Воцарилось веселье. Кто-то тыкал пальцем в Гусинского и обзывался, кто-то пел, кто-то скакал на одной ножке. Чубайс чеканил мячик. Потанин бегал вокруг стола и в избытке жизненных сил пел песню:
— Сидели два матроца, курили папироцы! Один недокурил, собаке подарил!
— Кто обзывается, сам так называется, — угрюмо сопел Гусинский. — Я Биллу Клинтону скажу.
— Собака побежала, начальнику сказала! — продолжал петь Потанин, забравшись на стол. — Начальник рассердился и в чайник провалился!
— Ребята, ребята! — пытался Волошин урезонить расшалившуюся тусовку. — Вы же так и не выбрали! Напоминаю: если вы не выберете одного, придется посадить всех!
Это отрезвило собравшихся. Олигархи тяжело плюхнулись на стулья и налили себе лимонаду.
— А я знаете как умею? — сказал Лесин, отдуваясь. — Я вот какую знаю: давайте, выставляйте кулаки! Все выставили пухлые кулачки.
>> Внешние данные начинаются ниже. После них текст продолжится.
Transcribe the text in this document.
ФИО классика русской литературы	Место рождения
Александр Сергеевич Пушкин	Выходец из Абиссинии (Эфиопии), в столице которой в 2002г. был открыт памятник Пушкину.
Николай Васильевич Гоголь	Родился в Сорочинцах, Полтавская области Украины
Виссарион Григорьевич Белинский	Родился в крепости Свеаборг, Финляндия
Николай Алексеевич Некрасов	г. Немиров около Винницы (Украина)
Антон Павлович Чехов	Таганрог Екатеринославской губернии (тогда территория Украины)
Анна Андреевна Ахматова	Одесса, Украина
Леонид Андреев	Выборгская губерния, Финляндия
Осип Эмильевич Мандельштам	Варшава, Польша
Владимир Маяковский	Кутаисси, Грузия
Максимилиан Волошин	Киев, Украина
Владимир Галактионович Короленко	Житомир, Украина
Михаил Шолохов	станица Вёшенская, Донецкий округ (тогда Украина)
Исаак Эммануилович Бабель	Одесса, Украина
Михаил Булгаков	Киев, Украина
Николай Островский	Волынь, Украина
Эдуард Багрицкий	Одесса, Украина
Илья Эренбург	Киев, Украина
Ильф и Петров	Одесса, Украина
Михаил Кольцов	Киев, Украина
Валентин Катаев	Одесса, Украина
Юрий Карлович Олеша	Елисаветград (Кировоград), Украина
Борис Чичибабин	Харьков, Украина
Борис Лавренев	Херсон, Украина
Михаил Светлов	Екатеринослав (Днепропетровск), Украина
— Не один, оба! — командовал Лесин. — Ты, Лисин, не отвиливай! — подбодрил он почти однофамильца. — А теперь поехали: шла кукушка мимо сеток, а за нею стая деток, все кричали: «Кукумак, убирай один кулак!»
Церемония была действительно сложной, как и большинство лесинских церемоний, и такой же юридически безупречной. Ткнутый пальцем в итоге очередного произнесения «Кукушки» убирал один кулак. Кто первым оставался без кулаков, тот выходил. Последними с кулаками остались, естественно, Гусинский и Березовский. Напряжение нечеловечески возросло.
— А я еще вот какую знаю, — быстро затараторил Березовский. — Шел крокодил, трубку курил, трубка упала и написала…
— Не сбивай, Боря, — сквозь зубы сказал Лесин. — У нас общие правила для всех.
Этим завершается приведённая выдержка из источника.